Cosmofonías

En la revista New Scientist del 27 de marzo de 1975 se describía un complicado plan cosmofónico para “recuperar todos los sonidos perdidos del pasado”, plan basado en las diferencias de velocidad entre las ondas sonoras y las luminosas.

“Todo sonido se propaga radialmente desde su punto de origen y asciende en un frente de ondas esférico a través de la atmósfera” y, más allá, por el espacio vacío, de modo que no se pierde sino que se va diluyendo cada vez más, perpetuamente. Como un rayo luminoso tardaría sólo un día en “alcanzar un sonido que hubiera abandonado la tierra miles de años antes… un destello o fogonazao no dirigido concéntrico con el frente de ondas sonoras que persiguiera… sería retrodifundido en fase, haría de vuelta el mismo recorrido y volvería a concentrarse en la Tierra portando la modulación de amplitud y de frecuencia de los primitivos sonidos, a una velocidad 500.000 veces superior”.

Para recuperar un sonido de cualquier época o lugar se necesita sólo “esperar a que, en su movimiento orbital, la tierra traslade nuestra fuente luminosa” hasta el lugar donde ese punto se hallaba en el espacio en la época en que el sonido se produjo y lanzar nuestro destello. “El centelleo de vuelta, descifrado mediante un sistema de antenas de fotodiodo transportado en el espacio, nos revelará al fin los gritos nupciales de los mamuts, la voz de Homero recitando sus versos, las primeras interpretaciones de obras maestras de la música y la interminable cháchara de nuestros antepasados.

David Lowenthal. En busca de los sonidos perdidos.

 

No sé si el plan parecía ya trasnochado en 1975. El hecho de que jamás hubiese oído sobre él antes de emprender el proceso de documentación en el que me encuentro inmersa, ya denota un poco de esa rareza digna de programas intempestivos sobre fenómenos paranormales y teorías conspiranoicas.
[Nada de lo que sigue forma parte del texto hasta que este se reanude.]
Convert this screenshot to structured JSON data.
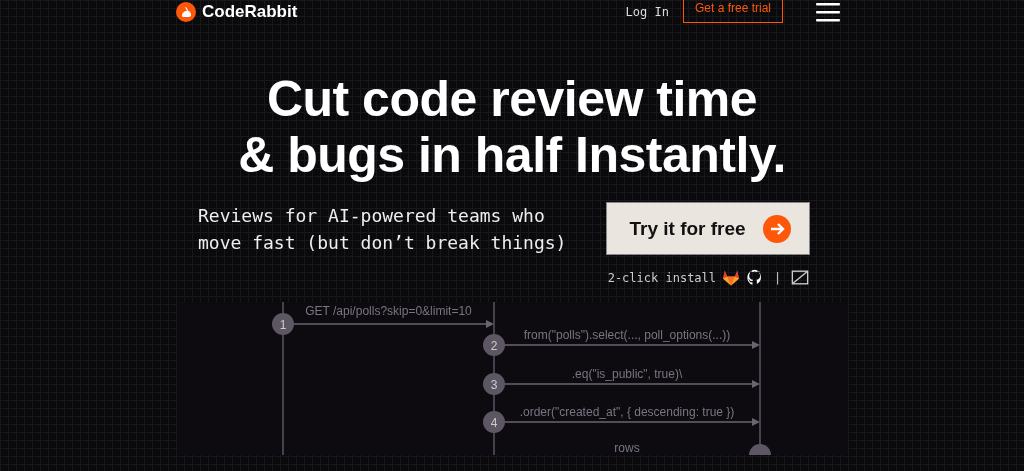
{
  "header": {
    "logo_text": "CodeRabbit",
    "login": "Log In",
    "trial_button": "Get a free trial"
  },
  "hero": {
    "title_lines": [
      "Cut code review time",
      "& bugs in half Instantly."
    ],
    "subtitle_lines": [
      "Reviews for AI-powered teams who",
      "move fast (but don’t break things)"
    ],
    "cta": "Try it for free",
    "install_text": "2-click install",
    "separator": "|"
  },
  "diagram": {
    "steps": [
      {
        "number": "1",
        "label": "GET /api/polls?skip=0&limit=10"
      },
      {
        "number": "2",
        "label": "from(\"polls\").select(..., poll_options(...))"
      },
      {
        "number": "3",
        "label": ".eq(\"is_public\", true)\\"
      },
      {
        "number": "4",
        "label": ".order(\"created_at\", { descending: true })"
      }
    ],
    "return_label": "rows"
  }
}
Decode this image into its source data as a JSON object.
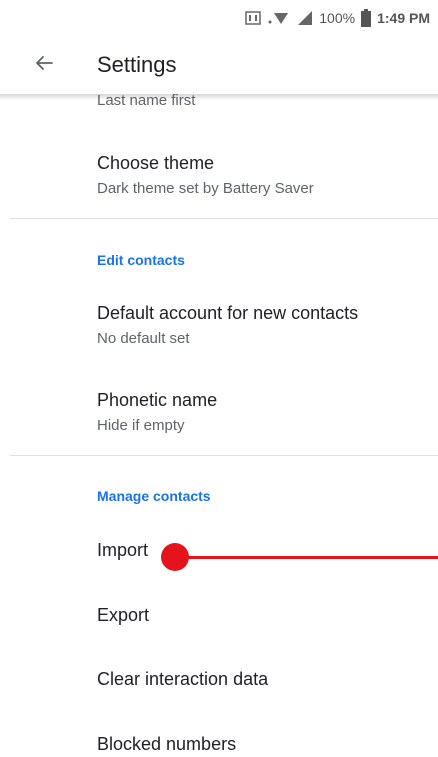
{
  "status_bar": {
    "battery": "100%",
    "time": "1:49 PM"
  },
  "app_bar": {
    "title": "Settings",
    "back_icon": "arrow-back-icon"
  },
  "items": {
    "sort_name_partial": "Last name first",
    "choose_theme": {
      "title": "Choose theme",
      "summary": "Dark theme set by Battery Saver"
    },
    "edit_contacts_header": "Edit contacts",
    "default_account": {
      "title": "Default account for new contacts",
      "summary": "No default set"
    },
    "phonetic_name": {
      "title": "Phonetic name",
      "summary": "Hide if empty"
    },
    "manage_contacts_header": "Manage contacts",
    "import": "Import",
    "export": "Export",
    "clear_interaction": "Clear interaction data",
    "blocked_numbers": "Blocked numbers"
  },
  "colors": {
    "accent": "#1a73e8",
    "annotation": "#e5141c"
  }
}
Como toda la física teórica -ciencia ficción- seductora en su imposibilidad de demostración, bella en su capacidad para conceder los sueños más incomprensibles.

El espíritu de los tiempos mantuvo viva la utopía del sonido viajero y sólo dos años después de la fecha señalada se envió al espacio la sonda Voyager, en la que un disco de oro aguarda, espacio adentro, a que una hipotética civilización extraterrestre lo encuentre y descodifique. En él están grabados, entre multitud de saludos políglotas y varias obras de J. S. Bach, los Sonidos de la Tierra. Toda una cápsula del tiempo para unos hipotéticos interlocutores que, ante todo, habrán de escuchar para comprender. Cuántos miles de años podrían pasar hasta interceptar una posible respuesta –si es que entonces todavía el planeta nos alberga y no hemos perdido los tímpanos del todo-, es algo que sólo podemos dejar a la misma imaginación que hace posible la recuperación del sonido previo a la era de la grabación.

Sea como fuere, lo que a mí me fascina es ese legítimo empeño por intentar comunicarnos con el mundo exterior cuando aún no hemos logrado descifrar, por poner un ejemplo, el canto de los pájaros o la mirada insondable de un felino. Orientamos los radiotelescopios a puntos ciegos del universo aguardando una señal cuando todo podría estar pasando aquí sin darnos cuenta… Qu’est-ce qu’on a déjà-vu mais qui nous reste encore-à-entendre? Ojalá este juego deliberado de palabras funcionara igual en todos los idiomas y no me incomodase esa paradoja que es el déjà-vu para nuestra memoria, anomalía concedida al sentido de la vista y de la que el oído nunca gozará sin mediar en ello un experto en psiquiatría. Todo lo que ya hemos visto, todavía aguarda a ser escuchado, comprendido.

Quizás por eso escuchar lo que no vemos resulta desconcertante y asombroso. En este maremágnum de imágenes en el que habitamos, anulamos la prevalencia de nuestros oídos sobre el resto de los sentidos. Si oímos antes de salir del vientre materno y también durante las horas de sueño, obviar que dejamos de atender a nuestro estímulo más poderoso (el que hace vibrar los cuerpos y los espíritus) nos devuelve a esa búsqueda imposible de quienes fuimos, de cómo hicimos sonar el mundo, de cuánto hemos ensordecido por querer ser observados.